Puzzled by this elaborate anomaly, Leo stood up. Timur Nesterov entered the room, glancing at the book:

– Something important?

– I’m not sure.

Timur was Leo’s closest colleague and friend. The friendship they’d developed was of an understated kind. They didn’t drink together, banter, or talk very much except about work-a partnership typified by long silences. To cynics there was reason to suppose resentment in their relationship. Almost ten years younger, Leo was now Timur’s superior, despite the fact that he’d previously been his subordinate, always formally addressing him as General Nesterov. Objectively Leo had benefited more from their joint success. People had insinuated that he was a profiteer, individualistic and career-minded. But Timur showed no jealousy. The issue of rank was incidental. He was proud of his job. His family was provided for. In moving to Moscow he’d finally, after languishing on waiting lists, been appointed a modern apartment with running hot water and a twenty-four-hour electricity supply. No matter how their relationship might outwardly seem, they trusted each other with their lives.

Timur gestured toward the main factory floor where the towering Linotype machines stood, giant mechanical insects:

– The sons have arrived.

– Bring them in.

– With their father’s body in the room?

– Yes.

The sons had been allowed to leave, sent home by the militia before Leo could question them. He would apologize that they had to see their father’s body again but he had no intention of trusting secondhand information passed to him by the militia.
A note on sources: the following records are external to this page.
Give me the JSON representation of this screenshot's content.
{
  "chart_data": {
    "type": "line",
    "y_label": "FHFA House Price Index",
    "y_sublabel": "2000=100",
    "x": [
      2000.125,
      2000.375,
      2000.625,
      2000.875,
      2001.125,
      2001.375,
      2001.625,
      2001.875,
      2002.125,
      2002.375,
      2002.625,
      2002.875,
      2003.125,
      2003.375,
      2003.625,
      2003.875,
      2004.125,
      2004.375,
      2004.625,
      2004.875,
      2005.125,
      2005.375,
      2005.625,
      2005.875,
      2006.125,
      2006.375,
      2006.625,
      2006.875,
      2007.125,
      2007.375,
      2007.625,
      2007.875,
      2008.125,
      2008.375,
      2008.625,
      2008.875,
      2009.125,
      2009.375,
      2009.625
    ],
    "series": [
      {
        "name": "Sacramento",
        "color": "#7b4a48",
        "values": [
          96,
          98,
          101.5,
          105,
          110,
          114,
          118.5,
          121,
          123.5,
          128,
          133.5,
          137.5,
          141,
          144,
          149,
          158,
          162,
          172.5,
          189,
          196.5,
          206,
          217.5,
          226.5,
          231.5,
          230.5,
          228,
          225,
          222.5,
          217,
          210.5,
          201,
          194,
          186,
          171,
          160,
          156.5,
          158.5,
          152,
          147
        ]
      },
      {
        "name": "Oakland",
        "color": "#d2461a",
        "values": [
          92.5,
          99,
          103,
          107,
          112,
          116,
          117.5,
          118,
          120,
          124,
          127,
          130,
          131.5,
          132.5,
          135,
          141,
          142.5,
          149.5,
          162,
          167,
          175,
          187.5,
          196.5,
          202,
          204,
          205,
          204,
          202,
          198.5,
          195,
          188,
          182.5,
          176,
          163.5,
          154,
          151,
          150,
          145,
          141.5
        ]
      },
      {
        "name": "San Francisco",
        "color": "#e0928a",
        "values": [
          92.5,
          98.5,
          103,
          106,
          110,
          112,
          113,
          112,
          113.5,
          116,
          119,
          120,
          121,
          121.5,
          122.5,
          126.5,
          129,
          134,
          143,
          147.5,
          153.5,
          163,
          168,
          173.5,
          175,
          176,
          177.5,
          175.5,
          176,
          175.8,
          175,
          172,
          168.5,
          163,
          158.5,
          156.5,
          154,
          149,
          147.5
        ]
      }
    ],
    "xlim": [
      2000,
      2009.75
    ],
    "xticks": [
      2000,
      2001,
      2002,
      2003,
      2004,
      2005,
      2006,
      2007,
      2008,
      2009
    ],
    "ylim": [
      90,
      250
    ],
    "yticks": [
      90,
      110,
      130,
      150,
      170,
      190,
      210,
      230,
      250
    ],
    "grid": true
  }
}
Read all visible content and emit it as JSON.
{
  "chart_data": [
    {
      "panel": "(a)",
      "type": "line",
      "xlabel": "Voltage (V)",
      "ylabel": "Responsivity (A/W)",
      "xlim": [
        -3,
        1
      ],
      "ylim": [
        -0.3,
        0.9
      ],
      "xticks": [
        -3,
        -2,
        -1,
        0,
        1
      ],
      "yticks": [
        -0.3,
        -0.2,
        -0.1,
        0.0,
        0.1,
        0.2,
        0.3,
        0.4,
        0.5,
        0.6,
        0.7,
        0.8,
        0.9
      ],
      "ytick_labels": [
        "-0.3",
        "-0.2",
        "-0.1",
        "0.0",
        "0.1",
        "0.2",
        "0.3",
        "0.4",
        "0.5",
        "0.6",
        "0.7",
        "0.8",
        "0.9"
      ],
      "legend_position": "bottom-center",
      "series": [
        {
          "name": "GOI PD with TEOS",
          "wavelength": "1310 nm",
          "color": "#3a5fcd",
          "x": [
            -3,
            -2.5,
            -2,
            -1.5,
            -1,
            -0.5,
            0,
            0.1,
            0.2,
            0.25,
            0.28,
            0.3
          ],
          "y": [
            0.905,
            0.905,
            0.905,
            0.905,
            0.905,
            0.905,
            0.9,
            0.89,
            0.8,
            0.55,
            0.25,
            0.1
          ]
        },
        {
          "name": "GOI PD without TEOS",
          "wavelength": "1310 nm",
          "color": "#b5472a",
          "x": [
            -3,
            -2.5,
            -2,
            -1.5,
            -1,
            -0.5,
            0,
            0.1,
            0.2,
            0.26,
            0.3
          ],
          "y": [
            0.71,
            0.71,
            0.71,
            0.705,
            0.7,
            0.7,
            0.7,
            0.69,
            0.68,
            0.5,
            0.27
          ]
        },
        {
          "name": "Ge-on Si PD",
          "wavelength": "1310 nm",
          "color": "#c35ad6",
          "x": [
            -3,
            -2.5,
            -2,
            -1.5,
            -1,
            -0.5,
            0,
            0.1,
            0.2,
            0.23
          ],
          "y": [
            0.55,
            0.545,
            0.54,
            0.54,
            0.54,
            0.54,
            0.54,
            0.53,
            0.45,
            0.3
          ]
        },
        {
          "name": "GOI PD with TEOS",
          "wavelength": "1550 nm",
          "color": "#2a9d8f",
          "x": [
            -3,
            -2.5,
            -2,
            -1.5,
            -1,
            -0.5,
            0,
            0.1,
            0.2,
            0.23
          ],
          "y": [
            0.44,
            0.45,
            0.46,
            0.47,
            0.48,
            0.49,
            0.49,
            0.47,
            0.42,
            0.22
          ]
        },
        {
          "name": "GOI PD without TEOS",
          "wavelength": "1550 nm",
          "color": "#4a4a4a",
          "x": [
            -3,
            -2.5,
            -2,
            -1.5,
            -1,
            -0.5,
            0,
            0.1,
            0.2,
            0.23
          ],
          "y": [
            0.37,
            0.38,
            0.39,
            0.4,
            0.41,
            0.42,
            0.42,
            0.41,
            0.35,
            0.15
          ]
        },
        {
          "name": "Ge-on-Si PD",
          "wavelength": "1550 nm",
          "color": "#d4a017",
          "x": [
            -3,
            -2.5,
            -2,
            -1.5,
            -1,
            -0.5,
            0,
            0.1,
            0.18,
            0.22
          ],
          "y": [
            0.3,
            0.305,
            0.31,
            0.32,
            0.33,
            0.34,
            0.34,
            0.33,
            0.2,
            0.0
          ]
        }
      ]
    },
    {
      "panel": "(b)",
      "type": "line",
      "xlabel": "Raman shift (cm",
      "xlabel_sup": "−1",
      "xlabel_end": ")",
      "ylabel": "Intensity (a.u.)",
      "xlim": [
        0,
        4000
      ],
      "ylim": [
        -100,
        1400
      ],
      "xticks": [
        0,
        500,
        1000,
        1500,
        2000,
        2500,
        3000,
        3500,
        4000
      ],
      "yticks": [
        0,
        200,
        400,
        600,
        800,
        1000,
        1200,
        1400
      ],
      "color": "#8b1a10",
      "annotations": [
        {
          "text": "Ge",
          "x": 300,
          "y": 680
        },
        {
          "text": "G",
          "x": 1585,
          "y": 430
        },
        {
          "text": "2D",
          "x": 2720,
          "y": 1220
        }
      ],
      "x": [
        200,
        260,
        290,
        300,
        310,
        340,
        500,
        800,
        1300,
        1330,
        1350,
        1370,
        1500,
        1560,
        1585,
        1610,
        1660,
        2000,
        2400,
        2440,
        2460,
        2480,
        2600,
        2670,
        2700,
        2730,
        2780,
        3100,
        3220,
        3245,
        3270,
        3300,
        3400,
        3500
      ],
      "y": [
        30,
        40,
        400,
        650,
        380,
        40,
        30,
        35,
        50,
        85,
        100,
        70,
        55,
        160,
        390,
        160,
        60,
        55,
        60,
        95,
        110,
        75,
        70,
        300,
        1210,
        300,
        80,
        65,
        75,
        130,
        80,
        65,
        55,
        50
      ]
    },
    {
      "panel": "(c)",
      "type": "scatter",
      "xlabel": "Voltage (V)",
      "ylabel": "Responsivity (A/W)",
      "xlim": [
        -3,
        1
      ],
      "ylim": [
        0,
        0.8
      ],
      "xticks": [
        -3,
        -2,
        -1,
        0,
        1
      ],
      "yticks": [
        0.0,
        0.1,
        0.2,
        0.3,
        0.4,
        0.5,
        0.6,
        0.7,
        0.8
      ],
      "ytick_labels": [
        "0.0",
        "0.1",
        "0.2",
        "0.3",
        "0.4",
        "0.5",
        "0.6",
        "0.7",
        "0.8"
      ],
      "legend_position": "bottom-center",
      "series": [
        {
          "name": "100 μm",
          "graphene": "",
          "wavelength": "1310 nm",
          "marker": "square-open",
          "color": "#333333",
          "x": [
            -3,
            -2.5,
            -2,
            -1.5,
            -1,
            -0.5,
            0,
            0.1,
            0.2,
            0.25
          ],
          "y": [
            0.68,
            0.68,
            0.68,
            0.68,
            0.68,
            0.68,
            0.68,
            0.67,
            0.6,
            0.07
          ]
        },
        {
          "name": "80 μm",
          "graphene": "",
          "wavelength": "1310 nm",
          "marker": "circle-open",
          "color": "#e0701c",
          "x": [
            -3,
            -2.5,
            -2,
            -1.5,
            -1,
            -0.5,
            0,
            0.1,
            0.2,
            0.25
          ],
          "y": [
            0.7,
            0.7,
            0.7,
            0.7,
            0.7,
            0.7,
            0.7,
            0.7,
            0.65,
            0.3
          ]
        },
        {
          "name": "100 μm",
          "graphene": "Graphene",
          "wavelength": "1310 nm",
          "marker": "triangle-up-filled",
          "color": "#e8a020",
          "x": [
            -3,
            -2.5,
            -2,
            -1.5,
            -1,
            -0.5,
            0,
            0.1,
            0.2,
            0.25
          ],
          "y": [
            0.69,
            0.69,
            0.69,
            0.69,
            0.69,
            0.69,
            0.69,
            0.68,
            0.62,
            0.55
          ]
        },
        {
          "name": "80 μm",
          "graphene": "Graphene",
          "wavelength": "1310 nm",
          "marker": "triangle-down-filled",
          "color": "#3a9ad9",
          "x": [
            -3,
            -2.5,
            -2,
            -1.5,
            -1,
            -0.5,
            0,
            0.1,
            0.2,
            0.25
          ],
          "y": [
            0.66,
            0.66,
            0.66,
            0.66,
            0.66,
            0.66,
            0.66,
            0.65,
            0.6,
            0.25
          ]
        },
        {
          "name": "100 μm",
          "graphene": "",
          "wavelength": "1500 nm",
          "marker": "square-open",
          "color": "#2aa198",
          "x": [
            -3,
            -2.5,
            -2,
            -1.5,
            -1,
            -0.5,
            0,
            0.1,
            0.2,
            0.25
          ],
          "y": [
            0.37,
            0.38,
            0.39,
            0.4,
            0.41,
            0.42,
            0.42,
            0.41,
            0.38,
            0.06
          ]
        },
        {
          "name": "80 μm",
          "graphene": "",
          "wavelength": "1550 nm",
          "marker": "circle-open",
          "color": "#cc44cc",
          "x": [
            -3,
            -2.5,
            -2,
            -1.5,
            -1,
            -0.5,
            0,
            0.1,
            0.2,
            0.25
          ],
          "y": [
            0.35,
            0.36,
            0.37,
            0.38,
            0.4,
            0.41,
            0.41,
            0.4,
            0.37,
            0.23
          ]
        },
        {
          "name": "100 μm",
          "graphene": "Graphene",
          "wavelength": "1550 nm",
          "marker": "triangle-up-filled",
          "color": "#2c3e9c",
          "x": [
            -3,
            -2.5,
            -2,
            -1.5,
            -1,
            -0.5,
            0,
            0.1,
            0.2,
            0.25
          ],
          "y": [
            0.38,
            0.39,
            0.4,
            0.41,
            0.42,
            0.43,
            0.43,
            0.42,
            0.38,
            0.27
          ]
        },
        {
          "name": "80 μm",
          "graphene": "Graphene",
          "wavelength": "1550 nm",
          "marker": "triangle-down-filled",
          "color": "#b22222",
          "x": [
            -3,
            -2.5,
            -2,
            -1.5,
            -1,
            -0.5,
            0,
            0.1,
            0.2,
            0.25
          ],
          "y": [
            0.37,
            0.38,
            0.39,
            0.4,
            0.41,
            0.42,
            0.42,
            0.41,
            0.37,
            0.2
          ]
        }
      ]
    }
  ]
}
Summoned, Vsevolod and Akvsenti-both in their early twentiesappeared at the door, side by side. Leo introduced himself:

– I’m Officer Leo Demidov. I understand this must be difficult.

Neither of them looked at their father’s body, keeping their eyes on Leo. The older son, Vsevolod, spoke:

– We answered the militia’s questions.

– My questions won’t take long. Is this room as you found it this morning?

– Yes, it’s the same.

Vsevolod was doing all the talking. Akvsenti remained silent, his eyes occasionally flicking up. Leo continued:

– Was this chair at the table? It might have been knocked over, in the struggle perhaps?

– The struggle?

– Between your father and the killer?